It is easy to ignore a homeless person as you walk past them on the street, but after having one on your phone for three days Depaul UK hopes you will see the complex and varied issues behind youth homelessness.
This free app was created pro bono by Publicis London to raise awareness of Depaul UK, a charity devoted to youth homelessness in the UK.
Three days with a person you cannot swipe away
The mechanism is designed to feel like responsibility, not content. Over three days, the app keeps returning with prompts from a single “virtual homeless person”, pulling you back into their needs and decisions at inconvenient, everyday moments. That works because repeated prompts turn passive sympathy into felt responsibility.
In UK urban life where homelessness is visible but easy to mentally filter out, sustained micro-interruptions, small prompts that arrive during ordinary routines, can create empathy better than one big, easily-dismissed message.
Why it lands
The idea works because it weaponizes time. You do not get a one-minute burst of sadness and a clean exit. You get repeated friction, enough to feel the difference between “seeing” homelessness and “living alongside” it, even in a small way.

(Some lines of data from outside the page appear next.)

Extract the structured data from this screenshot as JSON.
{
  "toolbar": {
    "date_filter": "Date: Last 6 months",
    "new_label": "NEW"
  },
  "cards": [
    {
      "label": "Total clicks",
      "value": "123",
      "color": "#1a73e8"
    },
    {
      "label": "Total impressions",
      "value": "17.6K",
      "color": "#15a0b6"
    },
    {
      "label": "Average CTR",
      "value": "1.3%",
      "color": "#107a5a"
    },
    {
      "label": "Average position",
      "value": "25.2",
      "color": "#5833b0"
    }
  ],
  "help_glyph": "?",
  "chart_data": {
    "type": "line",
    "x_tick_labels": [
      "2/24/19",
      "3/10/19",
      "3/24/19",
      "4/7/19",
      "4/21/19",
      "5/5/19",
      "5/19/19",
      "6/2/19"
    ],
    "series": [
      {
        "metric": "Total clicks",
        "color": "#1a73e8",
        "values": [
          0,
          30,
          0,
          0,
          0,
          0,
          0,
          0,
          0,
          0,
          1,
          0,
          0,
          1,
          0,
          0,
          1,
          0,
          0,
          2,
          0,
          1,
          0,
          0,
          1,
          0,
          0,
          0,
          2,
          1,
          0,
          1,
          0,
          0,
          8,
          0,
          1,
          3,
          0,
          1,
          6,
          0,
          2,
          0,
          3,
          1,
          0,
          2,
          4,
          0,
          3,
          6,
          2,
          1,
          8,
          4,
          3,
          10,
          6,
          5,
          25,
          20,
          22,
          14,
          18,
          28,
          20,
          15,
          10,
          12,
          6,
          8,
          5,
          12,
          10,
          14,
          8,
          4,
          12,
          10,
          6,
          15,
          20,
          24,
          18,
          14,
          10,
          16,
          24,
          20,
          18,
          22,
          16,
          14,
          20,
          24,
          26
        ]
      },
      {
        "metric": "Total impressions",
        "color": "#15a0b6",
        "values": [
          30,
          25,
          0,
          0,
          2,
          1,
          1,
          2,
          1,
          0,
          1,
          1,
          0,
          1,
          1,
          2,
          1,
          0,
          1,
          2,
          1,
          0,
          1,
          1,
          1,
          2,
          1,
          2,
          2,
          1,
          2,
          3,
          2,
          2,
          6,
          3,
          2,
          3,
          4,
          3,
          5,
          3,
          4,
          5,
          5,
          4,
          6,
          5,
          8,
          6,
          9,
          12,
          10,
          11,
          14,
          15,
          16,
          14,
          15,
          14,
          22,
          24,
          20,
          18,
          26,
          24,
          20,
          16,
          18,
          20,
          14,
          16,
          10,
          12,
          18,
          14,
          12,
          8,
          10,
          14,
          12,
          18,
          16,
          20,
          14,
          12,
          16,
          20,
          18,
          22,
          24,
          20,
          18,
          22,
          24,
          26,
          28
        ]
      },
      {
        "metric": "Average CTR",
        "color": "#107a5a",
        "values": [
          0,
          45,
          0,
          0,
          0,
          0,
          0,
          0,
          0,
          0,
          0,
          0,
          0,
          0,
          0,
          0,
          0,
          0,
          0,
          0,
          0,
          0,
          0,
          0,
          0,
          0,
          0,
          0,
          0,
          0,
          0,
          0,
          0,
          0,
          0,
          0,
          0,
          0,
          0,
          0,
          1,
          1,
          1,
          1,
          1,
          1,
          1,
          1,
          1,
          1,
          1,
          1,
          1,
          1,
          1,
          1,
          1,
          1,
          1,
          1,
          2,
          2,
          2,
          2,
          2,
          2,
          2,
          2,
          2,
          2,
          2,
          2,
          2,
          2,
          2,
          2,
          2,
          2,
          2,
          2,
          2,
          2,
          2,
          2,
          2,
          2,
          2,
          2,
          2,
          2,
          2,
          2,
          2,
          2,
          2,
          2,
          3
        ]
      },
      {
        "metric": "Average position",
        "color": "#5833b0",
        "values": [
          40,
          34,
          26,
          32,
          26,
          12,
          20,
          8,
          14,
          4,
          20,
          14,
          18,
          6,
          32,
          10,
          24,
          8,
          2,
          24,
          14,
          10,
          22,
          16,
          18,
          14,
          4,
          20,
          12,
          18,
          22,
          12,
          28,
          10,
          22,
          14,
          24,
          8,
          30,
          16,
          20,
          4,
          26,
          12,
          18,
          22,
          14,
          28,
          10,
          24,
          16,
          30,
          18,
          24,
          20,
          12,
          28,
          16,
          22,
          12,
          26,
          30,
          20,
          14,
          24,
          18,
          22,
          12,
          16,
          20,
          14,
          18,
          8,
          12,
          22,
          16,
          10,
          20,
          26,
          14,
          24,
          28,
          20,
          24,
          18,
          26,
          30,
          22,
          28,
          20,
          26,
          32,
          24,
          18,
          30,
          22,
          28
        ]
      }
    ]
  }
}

Extractable takeaway: If you need real attention for a complex cause, build a short, bounded experience that returns to the user repeatedly, then make the “I did something” step simple and immediate.
What Depaul is really trying to change
The real question is how to make someone feel ongoing responsibility for a problem they usually pass in seconds.
This is fundraising logic disguised as experience design. Depaul is trying to reach people who do not respond to posters and leaflets, and to do it on the device they check constantly. The app turns awareness into a relationship, then uses that relationship to make donating feel like a natural next step.
What cause campaigns can take from iHobo
- Use duration as the persuasion. Three days is long enough to form a habit, short enough to try.
- Design for interruption, not bingeing. Timed prompts beat long videos for sustained attention.
- Keep the user’s role clear. Caring, deciding, responding. Clarity prevents drop-off.
- Bound the experience. A defined end reduces resistance to starting.
A few fast answers before you act
What is iHobo?
A free mobile app created for Depaul UK that asks users to look after a “virtual homeless person” for three days to build awareness of youth homelessness.
What is the core mechanism?
Time-boxed engagement. The app returns with prompts over multiple days, creating repeated contact that is harder to ignore than a single awareness message.
Why three days?
It is long enough to create attachment and repeated friction, but short enough that people will still commit to trying it.
What makes this different from a standard charity film?
It turns passive viewing into ongoing responsibility. The message arrives on your schedule, not the campaign’s.
What is the most reusable lesson for other causes?
If the issue is complex, do not rely on a single emotional peak. Build a short series of small, repeated moments that accumulate into understanding and action.